И тогда гордая Элеонора надела черный костюм, сшитый в лучшем московском ателье, закрытом, конечно, и повела маленькую дочь постоять ко гробу, возле которого стояли законные дети и законная жена. Дерзость необыкновенная со стороны бывшей любовницы, хоть и лауреатки Сталинской премии. Как ни верти, она была человеком больших дарований и крупных жестов. Машу тоже вырядили в черное, и из всех детей самоубийцы она единственная была похожа на него как две капли воды — восточным разрезом глаз и их льдистым оттенком, острым подбородком и острыми ушами, которые она еще не научилась укрывать волосами.

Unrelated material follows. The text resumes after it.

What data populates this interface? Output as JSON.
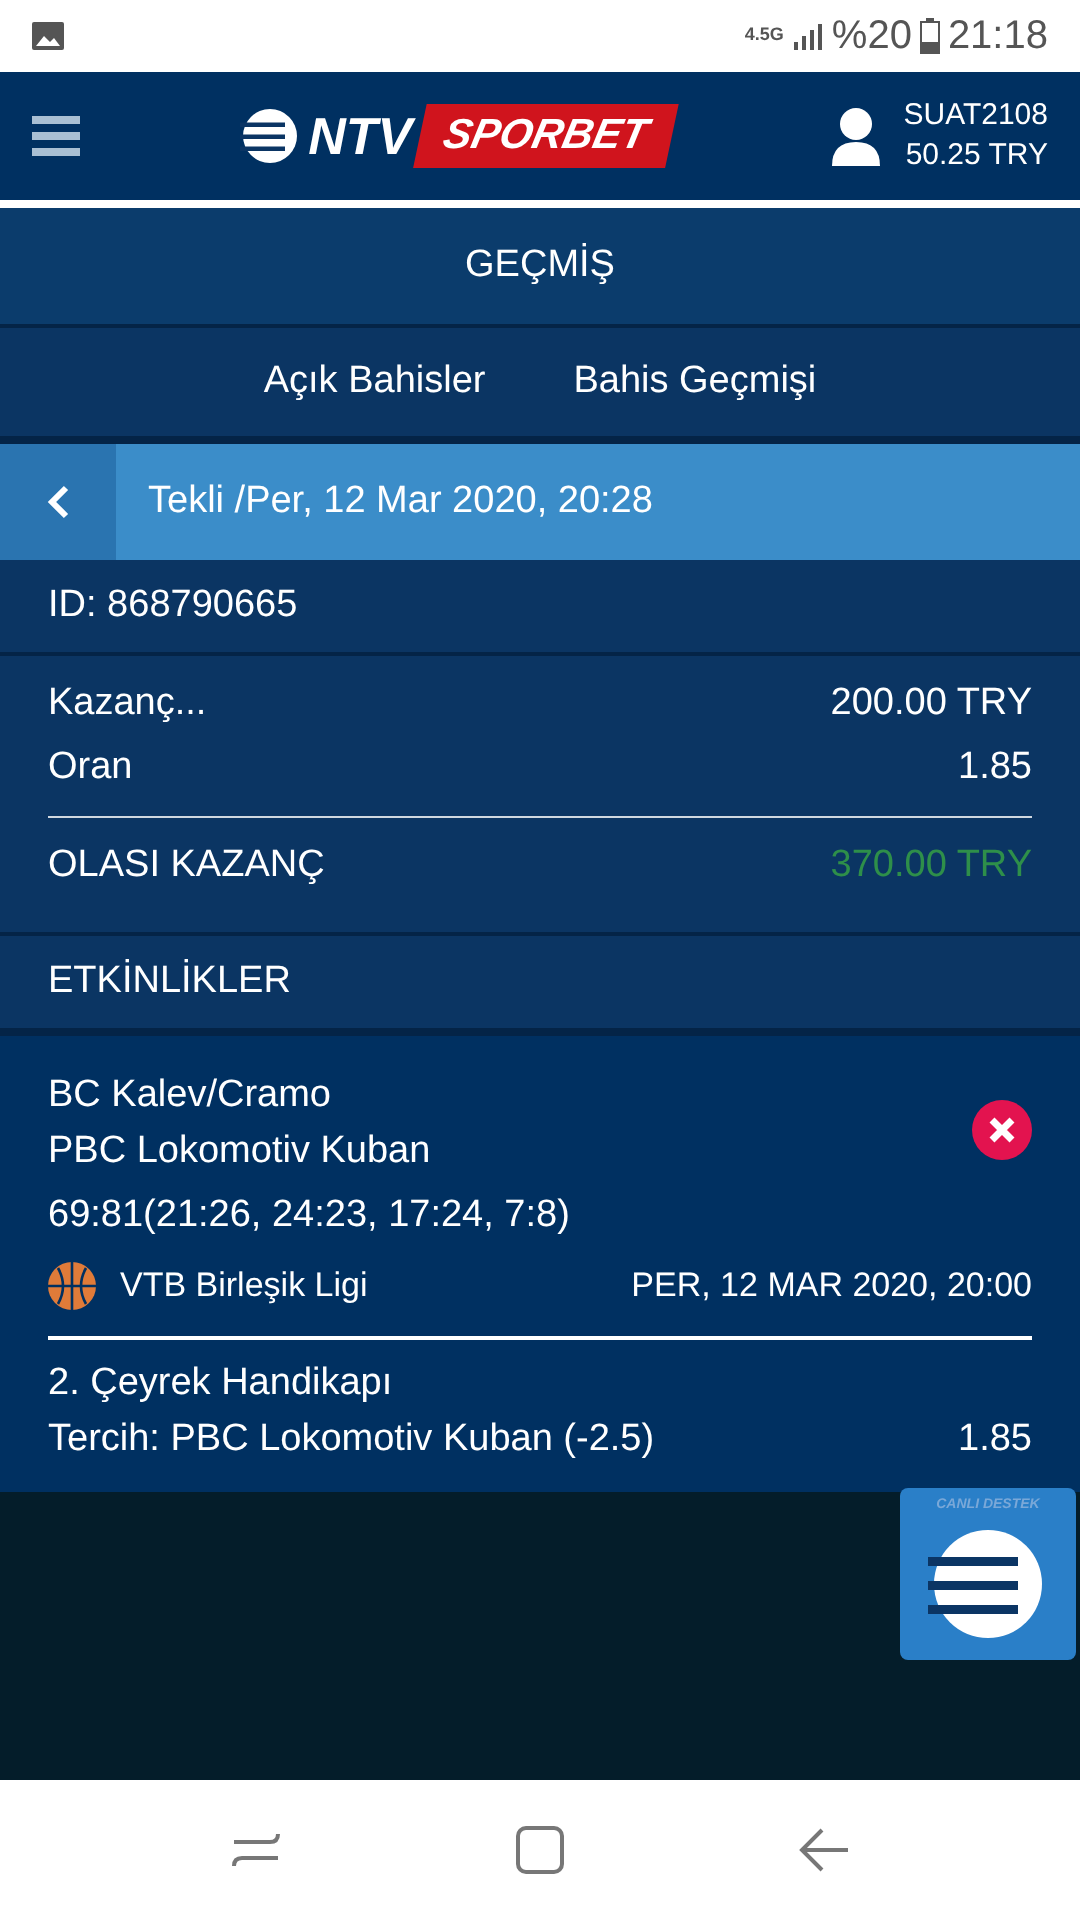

Между первой встречей, с мячом, и последней, с гробом, была еще одна встреча, промежуточная. Три девочки — Саша, Маша и их незначительная подружка Воробьева шли по тропинке на задах писательского дачного городка, а навстречу им шел высокий человек. Солнечный свет бликовал на его голове, и сестры вяло спорили: седой он или лысый? Поравнявшись, замолчали.
– Седой!- заключила подружка. Сестры шли молча, не глядя друг на друга, как будто вовсе забыли о причине спора. Наконец, Маша, кривя рот не то в улыбке, не то в горестной гримасе, тихо сказала:
– По-моему, это был мой отец.
– Мне тоже показалось…- отозвалась сестра.
Неписательская девочка-подружка, из мира публики, машина одноклассница Женя Воробьева, ужаснулась — как? Отец родной прошел мимо своей дочери, не узнав?
Девочки дружили с первого класса, и Воробьева всегда чувствовала, что Маша чем-то особенная, отличается от всех других, и особенность эта была возвышающая. Дело было отчасти в их особом доме, и в знаменитой маме, в шофере Николае Николаевиче, который возил семью на писательскую дачу. Но не только, далеко не только в этом. Было еще нечто неуловимое, склоняющее незамысловатую девочку к обожанию Маши. И оно оказалось вот чем — ужасным и таинственным, в голове не умещающимся обстоятельством: у нее была биография, в то время как у других никаких биографий не было. Мало ли у кого в классе не было отцов — но прочие отцы просто погибли на фронте или пропали без вести. Здесь — другой, особый случай… машин. И семейная триада, основа мира — папа, мама и я — оказалась повержена этим особым случаем…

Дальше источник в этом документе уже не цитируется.